In the third over of the Indian innings, Gautam Gambhir drove superbly, but David Warner put in a better dive at cover to save the boundary. However, the ball slipped out and kept going further away. Warner began swimming on the ground to try to keep the ball in his control. He couldn't stop the single, but his attempt brought out smiles on the other Australian fielders' faces.
Not. In the second over of the game, Suresh Raina fielded one at cover, ran in towards the stumps, assumed the ball was dead and lobbed it towards mid-on, who was caught napping. Matthew Wade thought of taking the overthrows but stopped, only to see David Warner run towards him. The two went ahead for two overthrows even as India protested. The umpire agreed, and took away the runs. It would have been interesting, though, if there had been a run-out attempt involved.
The continuing redemption
R Vinay Kumar continues to get Warner out. On his debut, Vinay was demolished by Warner. Since then, though, Vinay has taken Warner out in one Twenty20 and today's ODI. Vinay to Warner in Tests: 36 balls, 43 runs, no wicket. In ODIs: eight balls, two runs, one wicket; in T20Is: six balls, 11 runs, one wicket.

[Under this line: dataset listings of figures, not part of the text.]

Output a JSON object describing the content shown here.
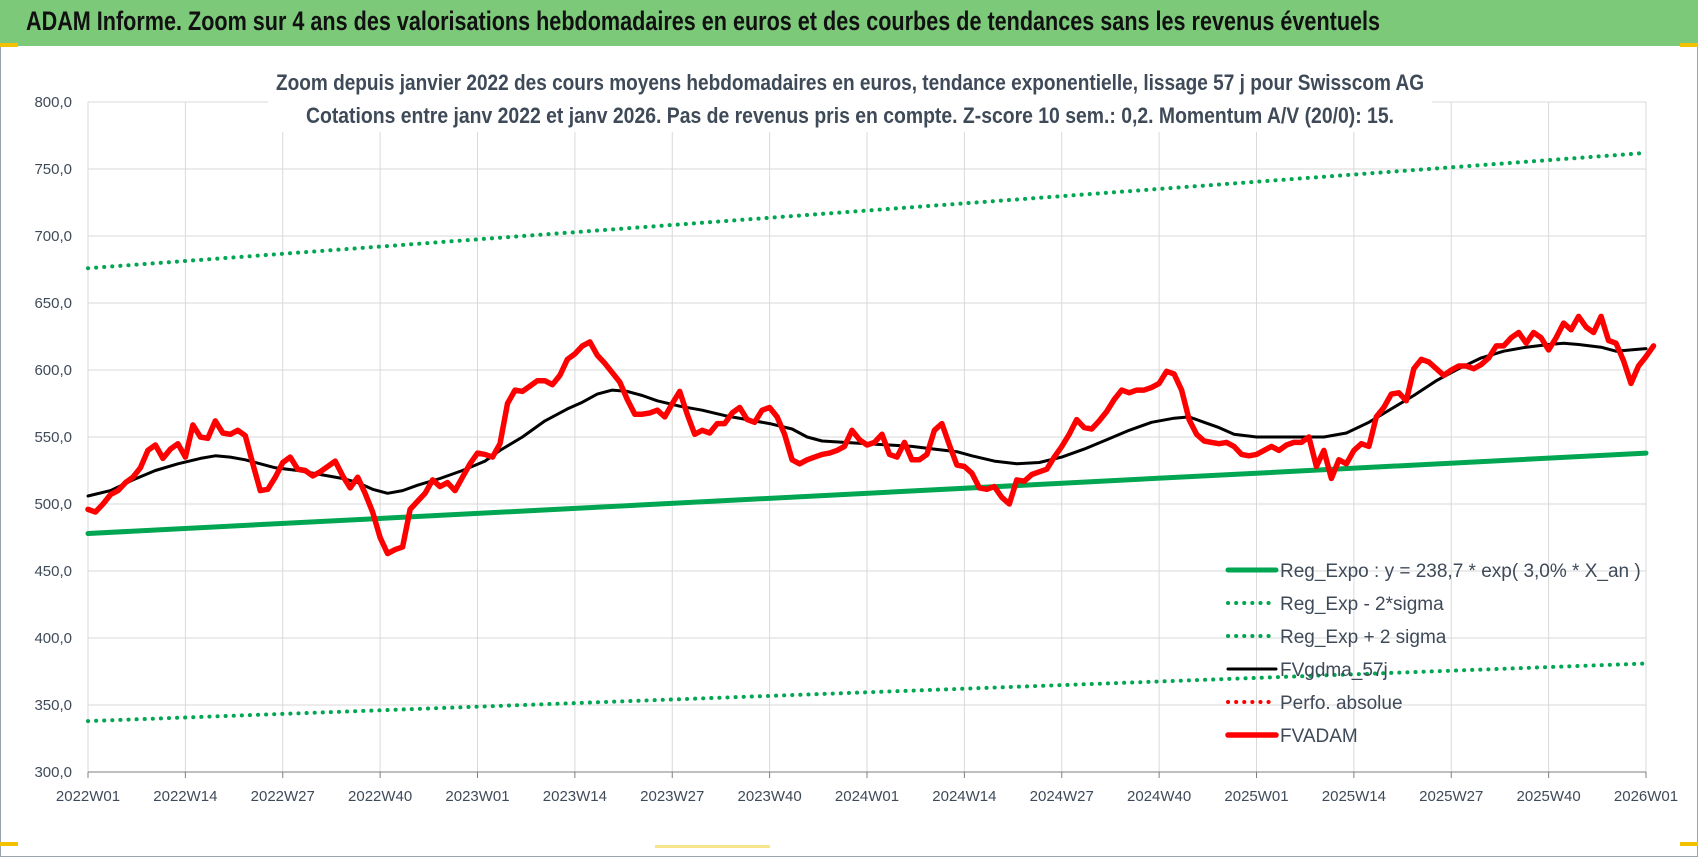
{
  "banner": {
    "title": "ADAM Informe. Zoom sur 4 ans des valorisations hebdomadaires en euros et des courbes de tendances sans les revenus éventuels",
    "color": "#7dc97a"
  },
  "chart_data": {
    "type": "line",
    "title_line1": "Zoom depuis janvier 2022 des cours moyens hebdomadaires en euros, tendance exponentielle, lissage 57 j pour Swisscom AG",
    "title_line2": "Cotations entre janv 2022 et janv 2026. Pas de revenus pris en compte. Z-score 10 sem.: 0,2. Momentum A/V (20/0):  15.",
    "ylim": [
      300,
      800
    ],
    "y_ticks": [
      "300,0",
      "350,0",
      "400,0",
      "450,0",
      "500,0",
      "550,0",
      "600,0",
      "650,0",
      "700,0",
      "750,0",
      "800,0"
    ],
    "x_range": [
      0,
      208
    ],
    "x_ticks": [
      {
        "label": "2022W01",
        "x": 0
      },
      {
        "label": "2022W14",
        "x": 13
      },
      {
        "label": "2022W27",
        "x": 26
      },
      {
        "label": "2022W40",
        "x": 39
      },
      {
        "label": "2023W01",
        "x": 52
      },
      {
        "label": "2023W14",
        "x": 65
      },
      {
        "label": "2023W27",
        "x": 78
      },
      {
        "label": "2023W40",
        "x": 91
      },
      {
        "label": "2024W01",
        "x": 104
      },
      {
        "label": "2024W14",
        "x": 117
      },
      {
        "label": "2024W27",
        "x": 130
      },
      {
        "label": "2024W40",
        "x": 143
      },
      {
        "label": "2025W01",
        "x": 156
      },
      {
        "label": "2025W14",
        "x": 169
      },
      {
        "label": "2025W27",
        "x": 182
      },
      {
        "label": "2025W40",
        "x": 195
      },
      {
        "label": "2026W01",
        "x": 208
      }
    ],
    "grid": true,
    "legend_position": "bottom-right",
    "series": [
      {
        "name": "Reg_Expo : y = 238,7 * exp( 3,0% *  X_an )",
        "color": "#00a651",
        "style": "solid-thick",
        "points": [
          [
            0,
            478
          ],
          [
            208,
            538
          ]
        ]
      },
      {
        "name": "Reg_Exp - 2*sigma",
        "color": "#00a651",
        "style": "dotted",
        "points": [
          [
            0,
            338
          ],
          [
            208,
            381
          ]
        ]
      },
      {
        "name": "Reg_Exp + 2 sigma",
        "color": "#00a651",
        "style": "dotted",
        "points": [
          [
            0,
            676
          ],
          [
            208,
            762
          ]
        ]
      },
      {
        "name": "FVgdma_57j",
        "color": "#000000",
        "style": "solid",
        "points": [
          [
            0,
            506
          ],
          [
            3,
            510
          ],
          [
            6,
            518
          ],
          [
            9,
            525
          ],
          [
            12,
            530
          ],
          [
            15,
            534
          ],
          [
            17,
            536
          ],
          [
            19,
            535
          ],
          [
            21,
            533
          ],
          [
            23,
            530
          ],
          [
            25,
            527
          ],
          [
            28,
            525
          ],
          [
            31,
            522
          ],
          [
            34,
            519
          ],
          [
            36,
            516
          ],
          [
            38,
            511
          ],
          [
            40,
            508
          ],
          [
            42,
            510
          ],
          [
            44,
            514
          ],
          [
            47,
            519
          ],
          [
            50,
            525
          ],
          [
            53,
            532
          ],
          [
            55,
            540
          ],
          [
            58,
            550
          ],
          [
            61,
            562
          ],
          [
            64,
            571
          ],
          [
            66,
            576
          ],
          [
            68,
            582
          ],
          [
            70,
            585
          ],
          [
            72,
            584
          ],
          [
            74,
            581
          ],
          [
            76,
            577
          ],
          [
            79,
            573
          ],
          [
            82,
            570
          ],
          [
            85,
            566
          ],
          [
            88,
            563
          ],
          [
            91,
            560
          ],
          [
            94,
            556
          ],
          [
            96,
            550
          ],
          [
            98,
            547
          ],
          [
            101,
            546
          ],
          [
            104,
            545
          ],
          [
            107,
            544
          ],
          [
            110,
            543
          ],
          [
            113,
            541
          ],
          [
            116,
            539
          ],
          [
            118,
            536
          ],
          [
            121,
            532
          ],
          [
            124,
            530
          ],
          [
            127,
            531
          ],
          [
            130,
            535
          ],
          [
            133,
            541
          ],
          [
            136,
            548
          ],
          [
            139,
            555
          ],
          [
            142,
            561
          ],
          [
            145,
            564
          ],
          [
            147,
            565
          ],
          [
            149,
            561
          ],
          [
            151,
            557
          ],
          [
            153,
            552
          ],
          [
            156,
            550
          ],
          [
            159,
            550
          ],
          [
            162,
            550
          ],
          [
            165,
            550
          ],
          [
            168,
            553
          ],
          [
            171,
            561
          ],
          [
            174,
            571
          ],
          [
            177,
            581
          ],
          [
            180,
            592
          ],
          [
            183,
            601
          ],
          [
            186,
            609
          ],
          [
            189,
            614
          ],
          [
            192,
            617
          ],
          [
            195,
            619
          ],
          [
            197,
            620
          ],
          [
            199,
            619
          ],
          [
            202,
            617
          ],
          [
            204,
            614
          ],
          [
            206,
            615
          ],
          [
            208,
            616
          ]
        ]
      },
      {
        "name": "Perfo. absolue",
        "color": "#ff0000",
        "style": "dotted",
        "points": []
      },
      {
        "name": "FVADAM",
        "color": "#ff0000",
        "style": "solid-thick",
        "points": [
          [
            0,
            496
          ],
          [
            1,
            494
          ],
          [
            2,
            500
          ],
          [
            3,
            507
          ],
          [
            4,
            510
          ],
          [
            5,
            516
          ],
          [
            6,
            520
          ],
          [
            7,
            527
          ],
          [
            8,
            540
          ],
          [
            9,
            544
          ],
          [
            10,
            534
          ],
          [
            11,
            541
          ],
          [
            12,
            545
          ],
          [
            13,
            535
          ],
          [
            14,
            559
          ],
          [
            15,
            550
          ],
          [
            16,
            549
          ],
          [
            17,
            562
          ],
          [
            18,
            553
          ],
          [
            19,
            552
          ],
          [
            20,
            555
          ],
          [
            21,
            551
          ],
          [
            22,
            530
          ],
          [
            23,
            510
          ],
          [
            24,
            511
          ],
          [
            25,
            520
          ],
          [
            26,
            531
          ],
          [
            27,
            535
          ],
          [
            28,
            526
          ],
          [
            29,
            525
          ],
          [
            30,
            521
          ],
          [
            31,
            524
          ],
          [
            32,
            528
          ],
          [
            33,
            532
          ],
          [
            34,
            521
          ],
          [
            35,
            512
          ],
          [
            36,
            520
          ],
          [
            37,
            508
          ],
          [
            38,
            494
          ],
          [
            39,
            475
          ],
          [
            40,
            463
          ],
          [
            41,
            466
          ],
          [
            42,
            468
          ],
          [
            43,
            496
          ],
          [
            44,
            502
          ],
          [
            45,
            508
          ],
          [
            46,
            518
          ],
          [
            47,
            513
          ],
          [
            48,
            516
          ],
          [
            49,
            510
          ],
          [
            50,
            520
          ],
          [
            51,
            530
          ],
          [
            52,
            538
          ],
          [
            53,
            537
          ],
          [
            54,
            535
          ],
          [
            55,
            545
          ],
          [
            56,
            575
          ],
          [
            57,
            585
          ],
          [
            58,
            584
          ],
          [
            59,
            588
          ],
          [
            60,
            592
          ],
          [
            61,
            592
          ],
          [
            62,
            589
          ],
          [
            63,
            596
          ],
          [
            64,
            608
          ],
          [
            65,
            612
          ],
          [
            66,
            618
          ],
          [
            67,
            621
          ],
          [
            68,
            611
          ],
          [
            69,
            605
          ],
          [
            70,
            598
          ],
          [
            71,
            591
          ],
          [
            72,
            578
          ],
          [
            73,
            567
          ],
          [
            74,
            567
          ],
          [
            75,
            568
          ],
          [
            76,
            570
          ],
          [
            77,
            565
          ],
          [
            78,
            575
          ],
          [
            79,
            584
          ],
          [
            80,
            567
          ],
          [
            81,
            552
          ],
          [
            82,
            555
          ],
          [
            83,
            553
          ],
          [
            84,
            560
          ],
          [
            85,
            560
          ],
          [
            86,
            568
          ],
          [
            87,
            572
          ],
          [
            88,
            563
          ],
          [
            89,
            561
          ],
          [
            90,
            570
          ],
          [
            91,
            572
          ],
          [
            92,
            565
          ],
          [
            93,
            552
          ],
          [
            94,
            533
          ],
          [
            95,
            530
          ],
          [
            96,
            533
          ],
          [
            97,
            535
          ],
          [
            98,
            537
          ],
          [
            99,
            538
          ],
          [
            100,
            540
          ],
          [
            101,
            543
          ],
          [
            102,
            555
          ],
          [
            103,
            548
          ],
          [
            104,
            544
          ],
          [
            105,
            546
          ],
          [
            106,
            552
          ],
          [
            107,
            537
          ],
          [
            108,
            535
          ],
          [
            109,
            546
          ],
          [
            110,
            533
          ],
          [
            111,
            533
          ],
          [
            112,
            537
          ],
          [
            113,
            555
          ],
          [
            114,
            560
          ],
          [
            115,
            544
          ],
          [
            116,
            529
          ],
          [
            117,
            528
          ],
          [
            118,
            523
          ],
          [
            119,
            512
          ],
          [
            120,
            511
          ],
          [
            121,
            513
          ],
          [
            122,
            505
          ],
          [
            123,
            500
          ],
          [
            124,
            518
          ],
          [
            125,
            517
          ],
          [
            126,
            522
          ],
          [
            127,
            524
          ],
          [
            128,
            526
          ],
          [
            129,
            535
          ],
          [
            130,
            543
          ],
          [
            131,
            552
          ],
          [
            132,
            563
          ],
          [
            133,
            557
          ],
          [
            134,
            556
          ],
          [
            135,
            562
          ],
          [
            136,
            569
          ],
          [
            137,
            578
          ],
          [
            138,
            585
          ],
          [
            139,
            583
          ],
          [
            140,
            585
          ],
          [
            141,
            585
          ],
          [
            142,
            587
          ],
          [
            143,
            590
          ],
          [
            144,
            599
          ],
          [
            145,
            597
          ],
          [
            146,
            585
          ],
          [
            147,
            563
          ],
          [
            148,
            552
          ],
          [
            149,
            547
          ],
          [
            150,
            546
          ],
          [
            151,
            545
          ],
          [
            152,
            546
          ],
          [
            153,
            543
          ],
          [
            154,
            537
          ],
          [
            155,
            536
          ],
          [
            156,
            537
          ],
          [
            157,
            540
          ],
          [
            158,
            543
          ],
          [
            159,
            540
          ],
          [
            160,
            544
          ],
          [
            161,
            546
          ],
          [
            162,
            546
          ],
          [
            163,
            550
          ],
          [
            164,
            528
          ],
          [
            165,
            540
          ],
          [
            166,
            519
          ],
          [
            167,
            533
          ],
          [
            168,
            530
          ],
          [
            169,
            540
          ],
          [
            170,
            545
          ],
          [
            171,
            543
          ],
          [
            172,
            565
          ],
          [
            173,
            572
          ],
          [
            174,
            582
          ],
          [
            175,
            583
          ],
          [
            176,
            577
          ],
          [
            177,
            601
          ],
          [
            178,
            608
          ],
          [
            179,
            606
          ],
          [
            180,
            601
          ],
          [
            181,
            596
          ],
          [
            182,
            600
          ],
          [
            183,
            603
          ],
          [
            184,
            603
          ],
          [
            185,
            601
          ],
          [
            186,
            604
          ],
          [
            187,
            609
          ],
          [
            188,
            618
          ],
          [
            189,
            618
          ],
          [
            190,
            624
          ],
          [
            191,
            628
          ],
          [
            192,
            620
          ],
          [
            193,
            628
          ],
          [
            194,
            624
          ],
          [
            195,
            615
          ],
          [
            196,
            624
          ],
          [
            197,
            635
          ],
          [
            198,
            630
          ],
          [
            199,
            640
          ],
          [
            200,
            632
          ],
          [
            201,
            628
          ],
          [
            202,
            640
          ],
          [
            203,
            622
          ],
          [
            204,
            620
          ],
          [
            205,
            607
          ],
          [
            206,
            590
          ],
          [
            207,
            603
          ],
          [
            208,
            610
          ],
          [
            209,
            618
          ]
        ]
      }
    ]
  }
}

With the game reduced to 32 overs, the bowling restrictions were changed to a maximum of seven overs for two bowlers. Everyone seemed to have forgotten that Praveen Kumar and Vinay had already bowled seven each when Rahul Sharma came on to bowl the 32nd over. Two balls later the umpires realised it was Rahul's seventh too, and had to call MS Dhoni for a conversation before taking the ball away.
Australia had their innings interrupted during the 11th over, and came back to end up with 5 for 216. During the break computers and calculators got into action to arrive at the D/L target for India. And in a near-unique instance, they came up with a target of 217. New cricket fans would have wondered what the fuss was all about.